Toni Ricciardi, classe 1978, è capolista alla Camera per il Partito Democratico, parliamo ovviamente della Circoscrizione Europa nella quale votano i residenti in Scandinavia e Finlandia. Di origini Irpine, vive a Ginevra ed è esperto in Storia delle Migrazioni e delle Catastrofi.


E’ la sua seconda candidatura, dopo quella del 2018...

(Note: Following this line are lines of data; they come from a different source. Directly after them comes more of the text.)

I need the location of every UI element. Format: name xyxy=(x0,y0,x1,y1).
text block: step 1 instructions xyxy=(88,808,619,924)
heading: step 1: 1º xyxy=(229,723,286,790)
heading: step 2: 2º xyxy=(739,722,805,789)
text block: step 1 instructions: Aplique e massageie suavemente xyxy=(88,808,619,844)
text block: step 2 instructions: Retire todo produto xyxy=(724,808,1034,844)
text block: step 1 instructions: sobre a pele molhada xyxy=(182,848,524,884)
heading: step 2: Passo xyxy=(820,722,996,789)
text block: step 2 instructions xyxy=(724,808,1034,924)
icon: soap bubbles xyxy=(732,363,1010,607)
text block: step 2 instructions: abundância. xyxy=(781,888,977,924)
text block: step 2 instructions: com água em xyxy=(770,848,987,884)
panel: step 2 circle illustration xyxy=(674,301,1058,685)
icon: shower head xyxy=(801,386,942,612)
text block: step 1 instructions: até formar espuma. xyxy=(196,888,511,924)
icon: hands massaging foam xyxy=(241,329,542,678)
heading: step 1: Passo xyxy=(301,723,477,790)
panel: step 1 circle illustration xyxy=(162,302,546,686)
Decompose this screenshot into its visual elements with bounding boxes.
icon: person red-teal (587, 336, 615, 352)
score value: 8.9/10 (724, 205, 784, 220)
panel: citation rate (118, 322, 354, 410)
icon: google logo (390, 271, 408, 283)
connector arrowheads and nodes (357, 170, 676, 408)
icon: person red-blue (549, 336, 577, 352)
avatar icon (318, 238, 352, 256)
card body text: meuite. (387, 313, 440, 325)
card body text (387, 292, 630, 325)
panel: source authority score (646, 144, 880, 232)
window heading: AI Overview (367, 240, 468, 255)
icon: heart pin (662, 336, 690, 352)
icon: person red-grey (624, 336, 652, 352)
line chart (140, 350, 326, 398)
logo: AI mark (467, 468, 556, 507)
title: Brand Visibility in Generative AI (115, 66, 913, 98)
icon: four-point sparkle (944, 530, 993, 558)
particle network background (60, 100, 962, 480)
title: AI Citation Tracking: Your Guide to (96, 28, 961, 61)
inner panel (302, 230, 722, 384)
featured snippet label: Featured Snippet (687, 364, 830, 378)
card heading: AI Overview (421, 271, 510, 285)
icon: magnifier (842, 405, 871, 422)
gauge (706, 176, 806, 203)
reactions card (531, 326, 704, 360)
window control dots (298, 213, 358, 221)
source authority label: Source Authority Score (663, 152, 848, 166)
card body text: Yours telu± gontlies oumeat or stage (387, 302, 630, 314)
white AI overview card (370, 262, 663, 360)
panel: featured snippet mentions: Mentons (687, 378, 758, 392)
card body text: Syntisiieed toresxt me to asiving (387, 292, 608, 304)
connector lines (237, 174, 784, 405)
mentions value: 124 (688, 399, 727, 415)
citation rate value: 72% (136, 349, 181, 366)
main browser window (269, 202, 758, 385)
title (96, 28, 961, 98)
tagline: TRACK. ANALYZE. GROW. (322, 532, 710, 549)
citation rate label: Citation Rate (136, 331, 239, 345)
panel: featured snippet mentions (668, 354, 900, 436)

Il tentativo di cinque anni fa si muoveva da presupposti diversi. Era una prima esperienza, con dinamiche diverse, un modo per cimentarsi. Questa volta la sfida si gioca in maniera diversa.


Due degli eletti del PD all’estero nell’ultima legislatura hanno cambiato partito, ci saranno degli strascichi nella contesa Europea?

Bisognerebbe chiederlo a chi è stato eletto coi voti del PD e senza spiegare il perchè ha deciso di cambiare partito. Dopodichè credo che strascichi non ce ne siano, non vedo consistenza di quel gruppo organizzato. Confido nell’intelligenza degli elettori che sono sempre un passo più avanti di tutti noi per indirizzare voti utili. E’ vero che il sistema all’estero è scollegato da quello Italiano, ma un parlamentare eletto finisce nel contenitore nazionale italiano. Non siamo una riserva indiana.


Quali sono i punti su cui intende lavorare maggiormente?

Ne ho contati otto nel mio programma ideale. Bisogna introdurre il principio di premialità nei servizi offerti dai consolati e dalle ambasciate, pensando al costo della vita per i dipendenti in un paese piuttosto che un altro e ai tempi di attesa. CI sono luoghi in cui ci vogliono fra i 6 e gli 8 mesi per richiedere i passaporti.

Bisognerà uniformare la procedura e l’informatizzazione nel rapporto con i comuni e dare seguito alla convenzione fra Maeci e patronati per offrire servizi in grado di smaltire il sovraccarico di alcuni consolati.


Servono soldi, giusto?

Gli iscritti all’Aire sono oltre sei milioni di cui 3 in Europa, a cui si aggiungono quelli non registrati. Siamo la ventunesima regione d’Italia. Se nella ripartizione delle risorse del bilancio la comunità Italiana all’estero pesa il 10%, in teoria dovremmo avere diritto al 10% delle risorse finanziarie. Non dico di arrivare a questi punti perchè su una manovra da 30 miliardi si tratterebbe di un’infinità di soldi, ma stiamo parlando di una comunità che brinda quando ottiene un finanziamento di una manciata di milioni per avviare un corso di lingua.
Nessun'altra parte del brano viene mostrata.